Sale nel cibo, la soglia da non superare: alcuni consigli utili

0
8

Il sale aiuta a rendere più gradevole il cibo, ma non dobbiamo superare la soglia dei 5 grammi di sodio al giorno. Cerchiamo di capire come fare

sale

Se diciamo sodio la prima cosa che viene in mente è il sale da cucina. Quella in fatti è la nostra principale fonte quotidiana per immagazzinare la giusta quantità. Ma se in realtà fosse troppa e provocasse degli scompensi alla salute?

Partiamo da una considerazione corretta: il sodio è fondamentale per mantenere il volume del plasma e per far funzionare bene le cellule. Ma serve anche per trovare il giusto equilibrio tra acido e base oltre che per  la trasmissione degli impulsi nervosi. La soglia però è di 5 grammi al giorno, non di più. Se poi non equilibriamo anche con un corretto apporto di potassio (almeno 3,5 grammi al giorno), il rischio è quello di alzare eccessivamente la pressione sanguigna aumentando quindi la possibilità di malattie cardiache e infarto.

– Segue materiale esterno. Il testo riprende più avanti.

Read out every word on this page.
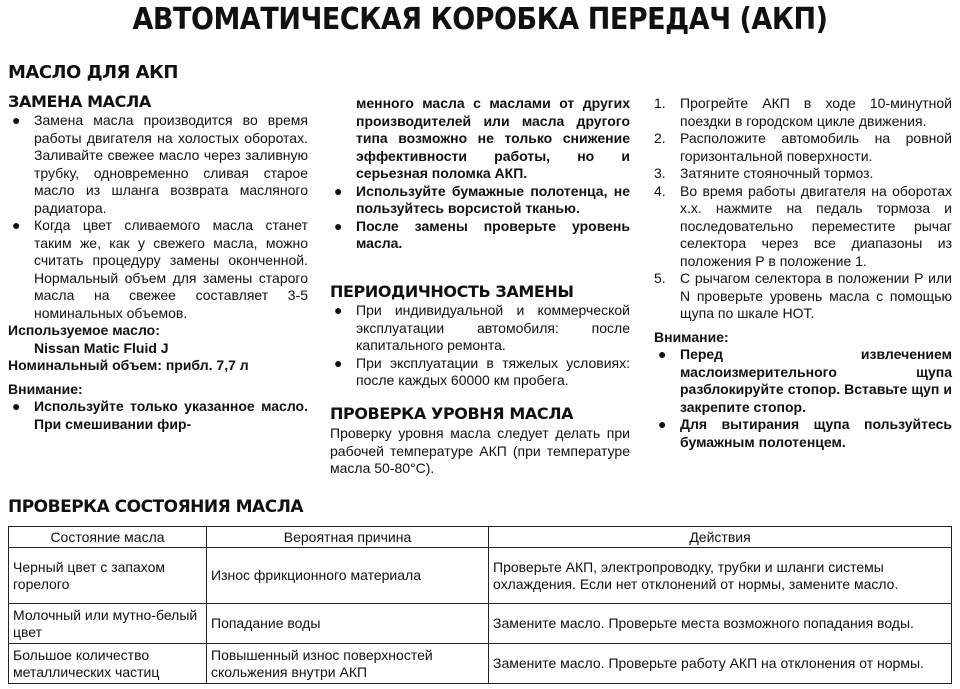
АВТОМАТИЧЕСКАЯ КОРОБКА ПЕРЕДАЧ (АКП)
МАСЛО ДЛЯ АКП
ЗАМЕНА МАСЛА

● Замена масла производится во время работы двигателя на холостых оборотах. Заливайте свежее масло через заливную трубку, одновременно сливая старое масло из шланга возврата масляного радиатора.

● Когда цвет сливаемого масла станет таким же, как у свежего масла, можно считать процедуру замены оконченной. Нормальный объем для замены старого масла на свежее составляет 3-5 номинальных объемов.

Используемое масло:

Nissan Matic Fluid J

Номинальный объем: прибл. 7,7 л

Внимание:

● Используйте только указанное масло. При смешивании фир-

менного масла с маслами от других производителей или масла другого типа возможно не только снижение эффективности работы, но и серьезная поломка АКП.

● Используйте бумажные полотенца, не пользуйтесь ворсистой тканью.

● После замены проверьте уровень масла.

ПЕРИОДИЧНОСТЬ ЗАМЕНЫ

● При индивидуальной и коммерческой эксплуатации автомобиля: после капитального ремонта.

● При эксплуатации в тяжелых условиях: после каждых 60000 км пробега.

ПРОВЕРКА УРОВНЯ МАСЛА

Проверку уровня масла следует делать при рабочей температуре АКП (при температуре масла 50-80°С).

1. Прогрейте АКП в ходе 10-минутной поездки в городском цикле движения.

2. Расположите автомобиль на ровной горизонтальной поверхности.

3. Затяните стояночный тормоз.

4. Во время работы двигателя на оборотах х.х. нажмите на педаль тормоза и последовательно переместите рычаг селектора через все диапазоны из положения Р в положение 1.

5. С рычагом селектора в положении Р или N проверьте уровень масла с помощью щупа по шкале НОТ.

Внимание:

● Перед извлечением маслоизмерительного щупа разблокируйте стопор. Вставьте щуп и закрепите стопор.

● Для вытирания щупа пользуйтесь бумажным полотенцем.

ПРОВЕРКА СОСТОЯНИЯ МАСЛА
Состояние масла	Вероятная причина	Действия
Черный цвет с запахом горелого	Износ фрикционного материала	Проверьте АКП, электропроводку, трубки и шланги системы охлаждения. Если нет отклонений от нормы, замените масло.
Молочный или мутно-белый цвет	Попадание воды	Замените масло. Проверьте места возможного попадания воды.
Большое количество металлических частиц	Повышенный износ поверхностей скольжения внутри АКП	Замените масло. Проверьте работу АКП на отклонения от нормы.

Le statistiche dicono che in media ogni italiano consuma almeno 9-10 grammi di sale al giorno. Perché non c’è solo quello che aggiungiamo nelle ricette, ma di sodio sono già ricchi naturalmente alcuni cibi come latte, carne e molluschi. In più ci sono i cibi lavorati, quelli già pronti come salse e zuppe ma anche pane, cereali e dolci.

Un primo passo utile per non esagerare quindi è quello di leggere bene le etichette, scegliendo  prodotti a basso contenuto di sale. E poi sostituire il sale con le spezie e le erbe aromatiche, con il peperoncino o il limone.

Come sostituire il sale in tavola?

Ma esistono dei consigli utili a tavola per ridurre il consumo di sale? Intanto non mettere il sale in tavola e farsi bastare quello che abbiamo già messo per preparare la ricetta. Poi non aggiungere sale eccessivo durante la preparazione dei cibi e limitare il consumo di snack salati. E poi, utilizziamo la fantasia in cucina per sostituirlo senza perdere nulla nel gusto dei cibi. Ad esempio per condire l’insalata basta una vinaigrette preparata con tre cucchiai di olio extravergine, il succo di mezzo limone e una macinata di pepe fresco.

L’obiettivo dichiarato dall’OMS è quello di ridurre entro il 2025 almeno del 30% la quantità di sale dei cibi in tutto il modo. Questo porterebbe a ridurre di almeno 2,6 ,milioni secondo le ultime stime la quantità di morti per malattie cardiache. E il nostro fisico ci ringrazierà.